© 1912 by Edgar Rice Burroughs
What was the first science
fiction novel? Who was the first
science fiction writer?
Ah, interesting questions for
buffs like Yours Truly. From what I’ve
read, a good percentage of those in the know tend to go with Frankenstein,
by Mary Shelley. Me, I see where
they’re coming from, I like to kick the can down the road a half-century and go
with Jules Verne. Definitely, at the
turn of the century, H. G. Wells cemented the new literary form yet to be called
science fiction (I believe it was called “scientifiction”, though perhaps even
that nomer was still a few years away).
But a little over a decade after Wells a man came along with created the
science fiction pulp novel.
That man is Edgar Rice Burroughs. He of Tarzan fame, as well as lost world
tales like At the Earth’s Core and The Land that Time Forgot.
Not sure which came first,
published or written, but 1912 saw both Tarzan and A Princess of Mars come hot off the
presses. The latter became a dozen-or-so-novel
franchise that would become entry-level sci fi fodder for uncountable boys over
the past ten decades. I myself read it
forty years back, probably in fourth grade if memory – ever sketchy – serves. A terrible movie-by-committee was made a few
years ago by Disney (please don’t judge this work by that!). Repackaged and reprinted probably close to a
couple hundred times, I am reading Burroughs’s Carter series in a very
respectable Barnes and Noble hardcover holding the first five novels.

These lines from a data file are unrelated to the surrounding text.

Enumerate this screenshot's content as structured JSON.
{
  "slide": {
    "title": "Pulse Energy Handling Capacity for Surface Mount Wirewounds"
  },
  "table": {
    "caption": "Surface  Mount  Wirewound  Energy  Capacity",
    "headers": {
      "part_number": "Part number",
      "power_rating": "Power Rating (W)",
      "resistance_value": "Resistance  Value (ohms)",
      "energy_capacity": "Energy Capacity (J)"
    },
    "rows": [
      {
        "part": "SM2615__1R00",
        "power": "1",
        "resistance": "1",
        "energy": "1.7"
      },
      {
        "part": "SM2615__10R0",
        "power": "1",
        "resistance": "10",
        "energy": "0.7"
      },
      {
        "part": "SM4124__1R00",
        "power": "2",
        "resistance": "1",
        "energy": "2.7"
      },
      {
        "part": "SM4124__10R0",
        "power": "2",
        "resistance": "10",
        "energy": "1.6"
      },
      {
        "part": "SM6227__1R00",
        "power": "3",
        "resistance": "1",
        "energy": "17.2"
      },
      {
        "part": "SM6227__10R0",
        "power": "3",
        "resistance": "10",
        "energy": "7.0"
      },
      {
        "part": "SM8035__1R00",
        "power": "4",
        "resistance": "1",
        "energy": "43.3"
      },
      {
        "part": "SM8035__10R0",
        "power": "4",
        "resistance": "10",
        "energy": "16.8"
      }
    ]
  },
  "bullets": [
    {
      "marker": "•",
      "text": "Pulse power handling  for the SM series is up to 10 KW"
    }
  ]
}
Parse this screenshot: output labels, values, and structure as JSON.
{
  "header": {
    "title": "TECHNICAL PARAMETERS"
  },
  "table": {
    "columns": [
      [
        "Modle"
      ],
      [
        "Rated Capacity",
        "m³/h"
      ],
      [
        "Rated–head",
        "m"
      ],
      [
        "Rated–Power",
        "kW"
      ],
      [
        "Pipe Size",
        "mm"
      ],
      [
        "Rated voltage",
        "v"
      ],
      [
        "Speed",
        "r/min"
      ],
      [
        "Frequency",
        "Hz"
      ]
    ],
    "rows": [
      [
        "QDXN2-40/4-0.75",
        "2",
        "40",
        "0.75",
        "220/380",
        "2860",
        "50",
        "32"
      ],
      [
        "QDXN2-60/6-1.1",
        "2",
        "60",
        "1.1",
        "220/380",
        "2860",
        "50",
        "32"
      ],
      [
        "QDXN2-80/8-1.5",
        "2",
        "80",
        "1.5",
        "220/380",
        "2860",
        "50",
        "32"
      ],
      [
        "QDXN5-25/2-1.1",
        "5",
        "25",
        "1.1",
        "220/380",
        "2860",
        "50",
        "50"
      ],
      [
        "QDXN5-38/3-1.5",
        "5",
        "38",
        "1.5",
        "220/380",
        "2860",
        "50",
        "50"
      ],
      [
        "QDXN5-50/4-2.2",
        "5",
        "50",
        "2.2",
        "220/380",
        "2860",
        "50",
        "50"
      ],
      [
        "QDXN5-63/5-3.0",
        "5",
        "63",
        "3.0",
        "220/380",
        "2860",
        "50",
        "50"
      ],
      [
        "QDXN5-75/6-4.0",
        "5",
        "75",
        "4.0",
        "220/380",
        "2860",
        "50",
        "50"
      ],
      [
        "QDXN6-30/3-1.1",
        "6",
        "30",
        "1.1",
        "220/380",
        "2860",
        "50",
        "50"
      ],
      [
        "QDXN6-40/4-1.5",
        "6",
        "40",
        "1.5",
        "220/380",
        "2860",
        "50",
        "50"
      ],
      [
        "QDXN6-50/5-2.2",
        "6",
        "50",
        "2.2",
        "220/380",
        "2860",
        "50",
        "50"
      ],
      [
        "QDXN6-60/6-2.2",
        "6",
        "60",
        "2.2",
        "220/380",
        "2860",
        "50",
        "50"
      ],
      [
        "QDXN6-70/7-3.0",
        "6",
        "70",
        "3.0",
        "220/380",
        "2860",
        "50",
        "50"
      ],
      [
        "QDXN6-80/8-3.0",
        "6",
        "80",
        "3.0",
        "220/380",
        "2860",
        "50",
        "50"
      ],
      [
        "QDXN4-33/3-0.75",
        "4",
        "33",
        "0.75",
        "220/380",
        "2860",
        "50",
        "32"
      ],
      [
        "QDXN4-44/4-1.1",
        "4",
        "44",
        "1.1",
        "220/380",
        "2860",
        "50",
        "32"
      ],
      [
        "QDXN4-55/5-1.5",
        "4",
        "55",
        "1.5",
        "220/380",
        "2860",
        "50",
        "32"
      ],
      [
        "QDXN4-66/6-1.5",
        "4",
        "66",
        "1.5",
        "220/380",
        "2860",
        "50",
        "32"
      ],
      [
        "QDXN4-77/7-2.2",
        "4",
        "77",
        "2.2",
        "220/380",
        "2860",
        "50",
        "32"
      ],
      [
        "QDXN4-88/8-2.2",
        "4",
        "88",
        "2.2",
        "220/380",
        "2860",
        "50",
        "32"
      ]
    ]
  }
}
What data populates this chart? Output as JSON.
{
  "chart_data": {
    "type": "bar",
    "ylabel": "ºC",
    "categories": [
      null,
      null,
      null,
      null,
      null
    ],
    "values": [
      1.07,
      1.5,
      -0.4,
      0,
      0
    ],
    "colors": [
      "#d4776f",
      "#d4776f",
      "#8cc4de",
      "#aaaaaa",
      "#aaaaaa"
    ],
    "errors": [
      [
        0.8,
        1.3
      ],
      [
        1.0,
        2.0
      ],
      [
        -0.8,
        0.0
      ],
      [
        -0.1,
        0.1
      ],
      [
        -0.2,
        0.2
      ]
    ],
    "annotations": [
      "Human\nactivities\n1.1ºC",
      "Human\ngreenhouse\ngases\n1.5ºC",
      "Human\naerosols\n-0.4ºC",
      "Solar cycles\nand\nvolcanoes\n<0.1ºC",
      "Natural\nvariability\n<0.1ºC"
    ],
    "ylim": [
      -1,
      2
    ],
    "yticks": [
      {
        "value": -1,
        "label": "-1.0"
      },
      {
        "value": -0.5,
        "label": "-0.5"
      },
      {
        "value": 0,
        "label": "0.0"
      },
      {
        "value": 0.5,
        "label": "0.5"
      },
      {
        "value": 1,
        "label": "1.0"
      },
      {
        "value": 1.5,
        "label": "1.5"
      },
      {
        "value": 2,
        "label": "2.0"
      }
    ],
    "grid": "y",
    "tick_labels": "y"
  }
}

So, what’s all the fuss about?
This: Action. Adventure.
Swordplay and swagger. Monsters
and bad guys – plenty of bad guys. Beautiful
scantily clad women. Barbarians and
barbarity. Empires, emperors, and all
the perilous intrigue you’d expect.
Heroes who outwit – or, more likely, out-punch, out-stab, out-slash,
out-shoot, or otherwise out-muscle – those legions of baddies. And it never lets up after a brief,
establishing opening chapter to the exciting, climactic penultimate one.

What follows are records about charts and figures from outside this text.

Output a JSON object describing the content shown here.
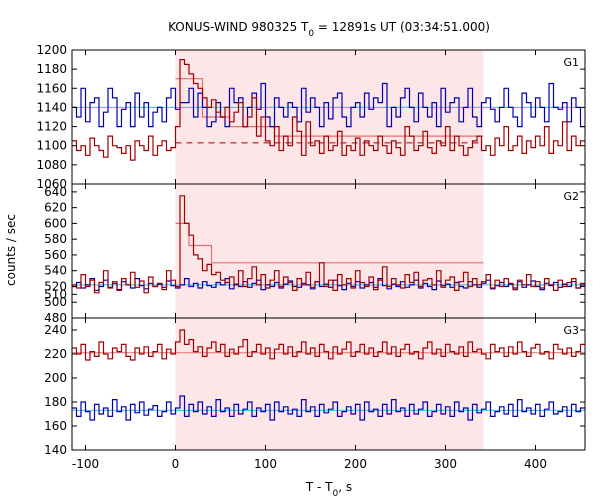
{
  "chart_data": {
    "type": "line",
    "title": "KONUS-WIND 980325 T",
    "title_sub": "0",
    "title_rest": " = 12891s UT (03:34:51.000)",
    "xlabel": "T - T",
    "xlabel_sub": "0",
    "xlabel_rest": ", s",
    "ylabel": "counts / sec",
    "xlim": [
      -115,
      455
    ],
    "x_ticks": [
      -100,
      0,
      100,
      200,
      300,
      400
    ],
    "x_tick_labels": [
      "-100",
      "0",
      "100",
      "200",
      "300",
      "400"
    ],
    "highlight_interval": [
      0,
      342
    ],
    "colors": {
      "red": "#a00000",
      "blue": "#0000b0",
      "background_line": "#30c0d8",
      "model_line": "#e07070",
      "shade": "#fde6e8",
      "grid": "#cccccc"
    },
    "grid": false,
    "bin_width": 5,
    "panels": [
      {
        "label": "G1",
        "ylim": [
          1060,
          1200
        ],
        "y_ticks": [
          1060,
          1080,
          1100,
          1120,
          1140,
          1160,
          1180,
          1200
        ],
        "y_tick_labels": [
          "1060",
          "1080",
          "1100",
          "1120",
          "1140",
          "1160",
          "1180",
          "1200"
        ],
        "series": [
          {
            "color": "blue",
            "values": [
              1140,
              1130,
              1160,
              1125,
              1145,
              1150,
              1120,
              1135,
              1160,
              1150,
              1120,
              1138,
              1145,
              1120,
              1155,
              1130,
              1145,
              1120,
              1135,
              1140,
              1125,
              1150,
              1160,
              1138,
              1145,
              1145,
              1160,
              1130,
              1155,
              1140,
              1120,
              1125,
              1145,
              1130,
              1120,
              1160,
              1145,
              1150,
              1120,
              1140,
              1155,
              1138,
              1165,
              1130,
              1120,
              1150,
              1140,
              1130,
              1145,
              1140,
              1125,
              1160,
              1135,
              1150,
              1140,
              1120,
              1145,
              1128,
              1150,
              1155,
              1130,
              1120,
              1140,
              1145,
              1130,
              1155,
              1138,
              1150,
              1145,
              1165,
              1120,
              1140,
              1130,
              1150,
              1160,
              1140,
              1125,
              1155,
              1140,
              1130,
              1145,
              1120,
              1160,
              1135,
              1145,
              1150,
              1125,
              1140,
              1160,
              1130,
              1120,
              1145,
              1150,
              1138,
              1125,
              1140,
              1160,
              1140,
              1130,
              1120,
              1155,
              1145,
              1130,
              1150,
              1140,
              1125,
              1165,
              1140,
              1138,
              1145,
              1125,
              1150,
              1140,
              1120
            ]
          },
          {
            "color": "red",
            "values": [
              1105,
              1095,
              1100,
              1090,
              1108,
              1100,
              1095,
              1088,
              1110,
              1100,
              1098,
              1092,
              1100,
              1085,
              1105,
              1100,
              1095,
              1110,
              1090,
              1100,
              1105,
              1095,
              1098,
              1120,
              1190,
              1185,
              1175,
              1165,
              1160,
              1150,
              1140,
              1148,
              1135,
              1130,
              1140,
              1125,
              1135,
              1145,
              1120,
              1130,
              1150,
              1110,
              1130,
              1105,
              1100,
              1120,
              1095,
              1110,
              1100,
              1130,
              1115,
              1090,
              1125,
              1100,
              1105,
              1092,
              1110,
              1095,
              1100,
              1115,
              1090,
              1100,
              1095,
              1108,
              1090,
              1105,
              1100,
              1095,
              1110,
              1100,
              1092,
              1105,
              1098,
              1090,
              1120,
              1110,
              1095,
              1100,
              1115,
              1098,
              1092,
              1105,
              1100,
              1120,
              1095,
              1110,
              1100,
              1090,
              1098,
              1105,
              1110,
              1095,
              1100,
              1090,
              1108,
              1100,
              1120,
              1095,
              1100,
              1110,
              1092,
              1105,
              1098,
              1110,
              1100,
              1120,
              1092,
              1105,
              1100,
              1125,
              1095,
              1110,
              1100,
              1105
            ]
          }
        ],
        "background_level": 1140,
        "dashed_level": 1103,
        "model": [
          [
            0,
            1170
          ],
          [
            30,
            1170
          ],
          [
            30,
            1130
          ],
          [
            60,
            1130
          ],
          [
            60,
            1120
          ],
          [
            110,
            1120
          ],
          [
            110,
            1110
          ],
          [
            342,
            1110
          ]
        ]
      },
      {
        "label": "G2",
        "ylim": [
          480,
          650
        ],
        "y_ticks": [
          480,
          500,
          510,
          520,
          540,
          560,
          580,
          600,
          620,
          640
        ],
        "y_tick_labels": [
          "480",
          "500",
          "510",
          "520",
          "540",
          "560",
          "580",
          "600",
          "620",
          "640"
        ],
        "series": [
          {
            "color": "blue",
            "values": [
              520,
              525,
              518,
              522,
              530,
              515,
              520,
              528,
              519,
              524,
              516,
              526,
              522,
              518,
              530,
              521,
              517,
              524,
              520,
              523,
              519,
              527,
              521,
              518,
              522,
              530,
              520,
              524,
              518,
              526,
              521,
              519,
              525,
              522,
              530,
              517,
              523,
              520,
              526,
              519,
              524,
              528,
              516,
              522,
              520,
              525,
              518,
              523,
              527,
              520,
              519,
              524,
              522,
              517,
              526,
              520,
              523,
              519,
              528,
              521,
              516,
              524,
              520,
              526,
              518,
              522,
              525,
              519,
              530,
              521,
              517,
              523,
              520,
              526,
              519,
              522,
              528,
              518,
              524,
              520,
              516,
              527,
              521,
              523,
              519,
              525,
              520,
              518,
              526,
              522,
              519,
              524,
              528,
              517,
              521,
              525,
              520,
              523,
              518,
              526,
              519,
              522,
              527,
              520,
              516,
              524,
              521,
              525,
              519,
              523,
              520,
              526,
              518,
              522
            ]
          },
          {
            "color": "red",
            "values": [
              522,
              518,
              535,
              520,
              528,
              512,
              525,
              540,
              518,
              526,
              515,
              530,
              522,
              538,
              519,
              527,
              512,
              532,
              520,
              524,
              516,
              540,
              528,
              520,
              635,
              600,
              585,
              560,
              555,
              540,
              548,
              535,
              538,
              528,
              525,
              532,
              522,
              540,
              520,
              530,
              545,
              522,
              535,
              518,
              528,
              540,
              520,
              532,
              525,
              515,
              530,
              522,
              538,
              519,
              526,
              550,
              520,
              528,
              515,
              535,
              522,
              530,
              518,
              540,
              525,
              520,
              532,
              516,
              528,
              545,
              520,
              530,
              522,
              518,
              535,
              525,
              538,
              520,
              528,
              530,
              522,
              540,
              519,
              528,
              532,
              515,
              526,
              538,
              520,
              530,
              522,
              526,
              535,
              518,
              528,
              520,
              530,
              524,
              516,
              528,
              522,
              535,
              520,
              526,
              518,
              530,
              522,
              515,
              528,
              520,
              525,
              530,
              518,
              524
            ]
          }
        ],
        "background_level": 522,
        "dashed_level": null,
        "model": [
          [
            0,
            600
          ],
          [
            15,
            600
          ],
          [
            15,
            572
          ],
          [
            40,
            572
          ],
          [
            40,
            550
          ],
          [
            342,
            550
          ]
        ]
      },
      {
        "label": "G3",
        "ylim": [
          140,
          250
        ],
        "y_ticks": [
          140,
          160,
          180,
          200,
          220,
          240
        ],
        "y_tick_labels": [
          "140",
          "160",
          "180",
          "200",
          "220",
          "240"
        ],
        "series": [
          {
            "color": "blue",
            "values": [
              175,
              168,
              180,
              172,
              165,
              178,
              170,
              175,
              168,
              182,
              172,
              176,
              165,
              178,
              171,
              180,
              169,
              174,
              177,
              168,
              172,
              180,
              170,
              175,
              185,
              168,
              178,
              172,
              180,
              170,
              176,
              168,
              182,
              172,
              175,
              168,
              178,
              170,
              174,
              180,
              168,
              175,
              172,
              178,
              165,
              180,
              172,
              176,
              170,
              174,
              168,
              182,
              172,
              176,
              168,
              178,
              171,
              174,
              180,
              168,
              172,
              176,
              170,
              178,
              165,
              180,
              172,
              174,
              168,
              178,
              170,
              182,
              172,
              175,
              168,
              178,
              170,
              174,
              180,
              168,
              172,
              178,
              170,
              176,
              168,
              180,
              172,
              175,
              165,
              178,
              171,
              174,
              180,
              168,
              172,
              176,
              170,
              178,
              168,
              182,
              172,
              175,
              170,
              178,
              168,
              174,
              180,
              170,
              172,
              176,
              168,
              178,
              172,
              175
            ]
          },
          {
            "color": "red",
            "values": [
              225,
              220,
              228,
              215,
              222,
              218,
              230,
              220,
              216,
              225,
              222,
              228,
              218,
              215,
              225,
              220,
              226,
              218,
              222,
              228,
              216,
              224,
              220,
              230,
              240,
              228,
              232,
              222,
              226,
              218,
              225,
              230,
              222,
              228,
              218,
              224,
              220,
              226,
              232,
              218,
              222,
              228,
              220,
              225,
              216,
              224,
              228,
              220,
              226,
              218,
              222,
              230,
              220,
              225,
              218,
              228,
              222,
              216,
              226,
              220,
              224,
              230,
              218,
              222,
              228,
              220,
              225,
              218,
              222,
              230,
              220,
              226,
              218,
              224,
              228,
              220,
              222,
              216,
              225,
              230,
              220,
              224,
              218,
              228,
              222,
              220,
              226,
              218,
              230,
              222,
              224,
              220,
              216,
              228,
              222,
              225,
              218,
              226,
              220,
              230,
              222,
              218,
              225,
              228,
              220,
              222,
              216,
              228,
              224,
              220,
              225,
              218,
              222,
              228
            ]
          }
        ],
        "background_level_red": 221,
        "background_level_blue": 173,
        "dashed_level": null,
        "model": null
      }
    ]
  }
}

That’s pulp. There’s no hard science fiction in this
tale. Even pre-atomic era hard science
fiction found in Verne and Wells. Our
hero, John Carter, finds himself transported in some vague, dreamy way to a
breathable, Earthlike Mars. Gravity on
the smaller world is taken into account, however, and turns out it provides
Carter with his great advantage over the natives: superior strength due his
Earthling musculature and the ability to airborne leap hundreds of yards at a
pop to escape difficult fixes.
There are warlike, six-limbed
Green Martians, the human-like Red Martians (of which the titular Princess,
Dejah Thoris, is the prime example), monstrous dog thingies, banta-like uh
banta thingies. To whatever extent
necessary Burroughs delves into the anthropology of the two groups. Presumably there are more variations of
different colors, perhaps to be revealed in following novels, and a possibly
extinct possibly not extent race of advanced Martians is hinted at through
great though abandoned ancient architectural wonders dotting the red planet.
A good, quick read when taken
for what it is: a trip down memory lane.
While I read Burroughs as a kid, I consider Asimov the writer upon whom
I cut my teeth. But I still enjoy the
thrill of abandoning myself on the sands of another world, vicariously watching
the barbarians butcher and the dashing hero get the Princess.